Итак, было признано и подтверждено:
Что Абросимов погиб своею смертью — после длительной и тяжелой болезни.
Что Скавроне была убита влюбленным в нее куафёром де Шардоне по причине его буйной ревности. Якобы он спустился к ней по веревке с крыши, вступил в ссору. Когда ж она достала для самообороны пистолет, в припадке гнева вырвал его из рук и застрелил несчастную. А потом также забрался обратно на крышу и обрезал веревку.
Что самого Люсьена де Шардоне зарезал человек, в тот момент известный в Одессе как жандармский поручик Борис Беус. На самом же деле он — известный в прошлом преступник Кирилл Криух, в совершенстве освоивший сразу две криминальные «профессии»: оконный вор и подделыватель векселей. Используя специальное устройство «якорь», он посреди ночи спустился с крыши в спальню к куафёру и хладнокровно убил его. И подбросил для заметания следов якобы «прощальное письмо» от Люсьена. На самом деле — заранее заготовленную им фальшивку. Затем забрал в квартире все ценные вещи, украшения и уже под утро с помощью того же «якоря» покинул квартиру куафёра, уронив в траву одно кольцо из числа награбленного им.
…Внимательный читатель может увидеть, что в этих историях не всё ладно и логично. Зато такие версии не вызывали сопротивления «сильных мира сего». Тех, кто прямо в сих смертях виноват не был, но касательство к ним имел, однако категорически не хотел сего признавать.

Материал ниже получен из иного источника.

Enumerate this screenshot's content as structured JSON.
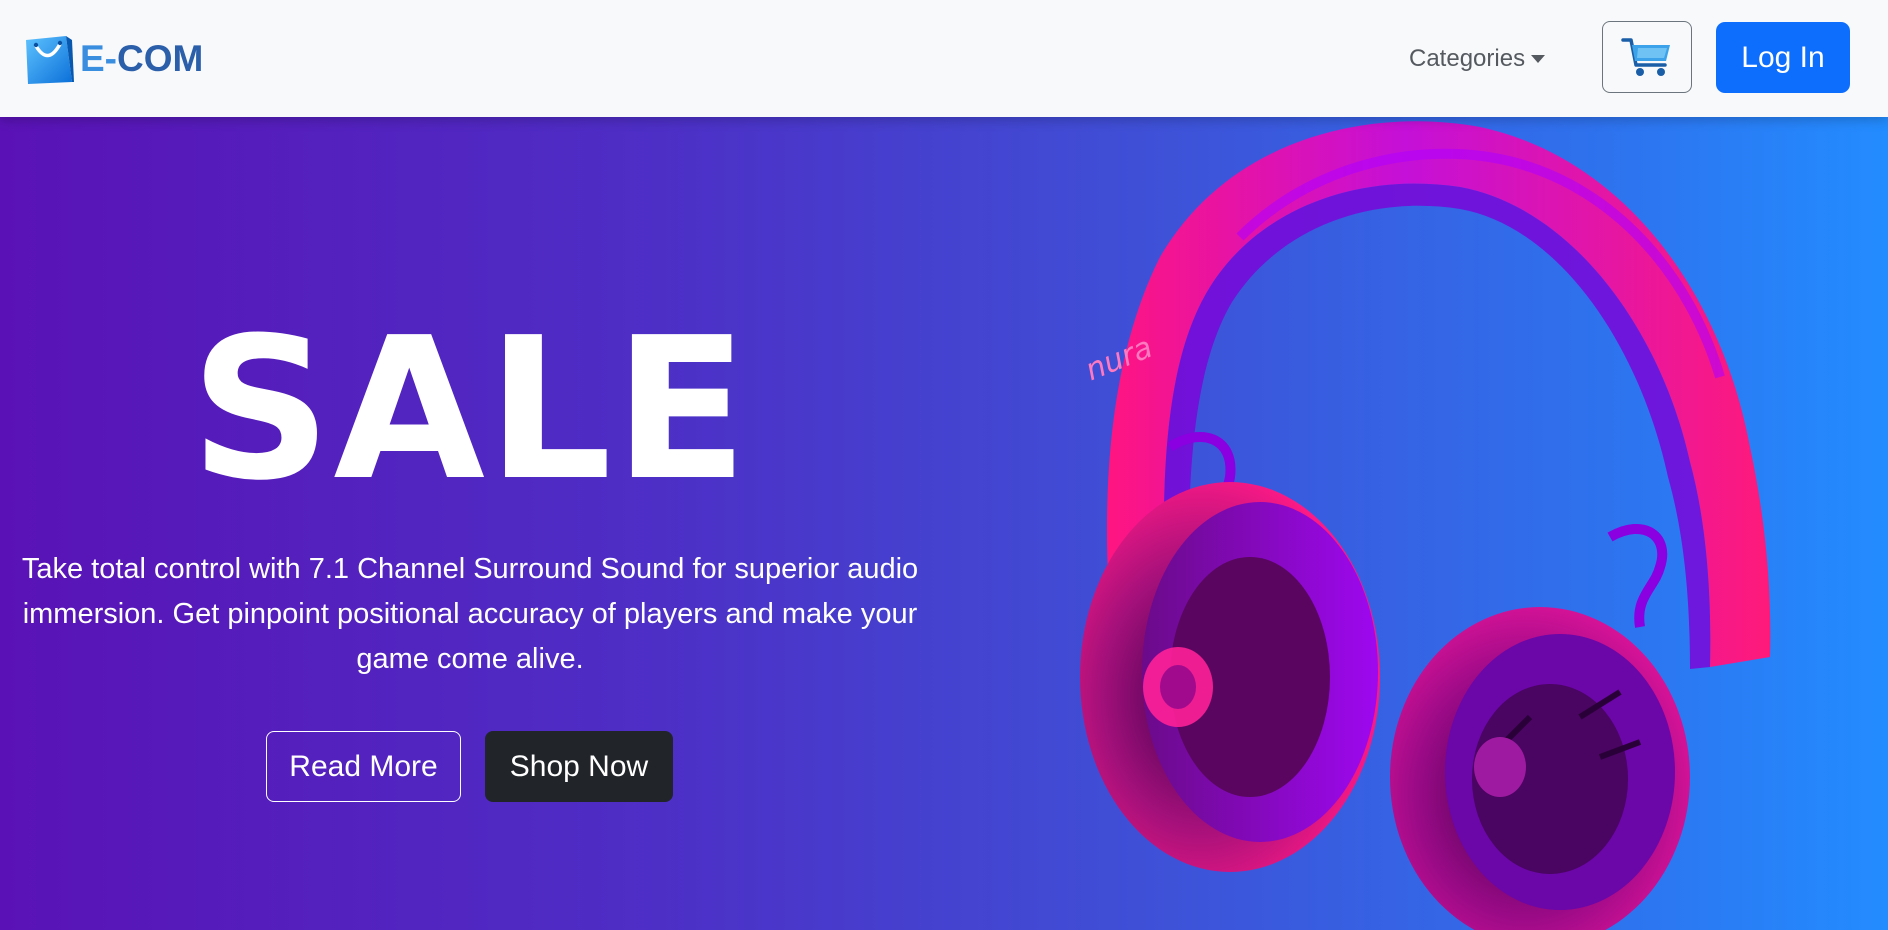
{
  "brand": {
    "name_prefix": "E-",
    "name_suffix": "COM",
    "icon": "shopping-bag-icon"
  },
  "nav": {
    "categories_label": "Categories",
    "cart_icon": "cart-icon",
    "login_label": "Log In"
  },
  "hero": {
    "title": "SALE",
    "description": "Take total control with 7.1 Channel Surround Sound for superior audio immersion. Get pinpoint positional accuracy of players and make your game come alive.",
    "read_more_label": "Read More",
    "shop_now_label": "Shop Now",
    "product_logo_text": "nura"
  },
  "colors": {
    "primary": "#0d6efd",
    "dark": "#212529",
    "gradient_start": "#5a12b6",
    "gradient_end": "#238cff",
    "headphone_pink": "#ff1a8c",
    "headphone_purple": "#8a00f0"
  }
}
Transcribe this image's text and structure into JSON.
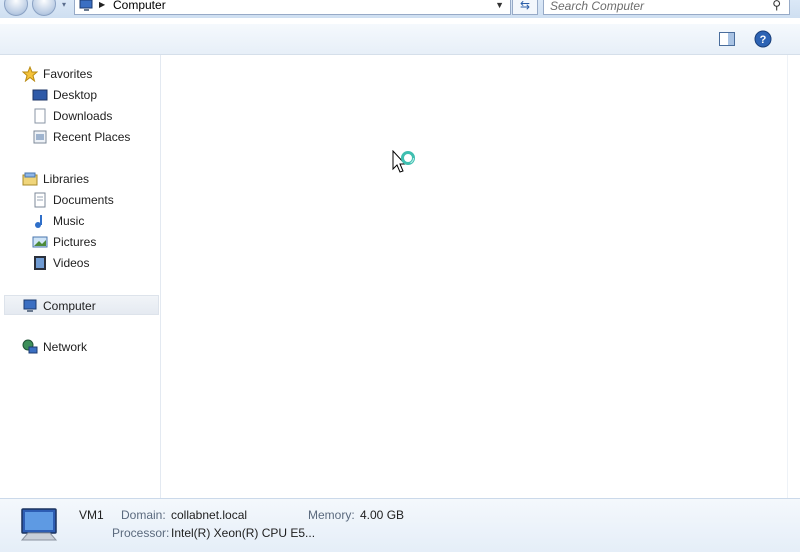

Ну а уж побочным явлением оного получалось так, что всех жертв произошедших событий правильно похоронили — внутри кладбища[79].
* * *В самом конце октября к Горлису пришел лакей от Ставраки и передал письмо от хозяина с просьбой о вечерней аудиенции. Натан подумал, что повод для этого может быть только один: нашлась цыганка Тсера. Ее рассказ внесет ясность во многое. Но это означало и другое — теперь придется платить по счетам. Причем чужим — поскольку Люсьена на сём свете уже нет.
— Калиспера[80]! — молвил греческий купец, войдя.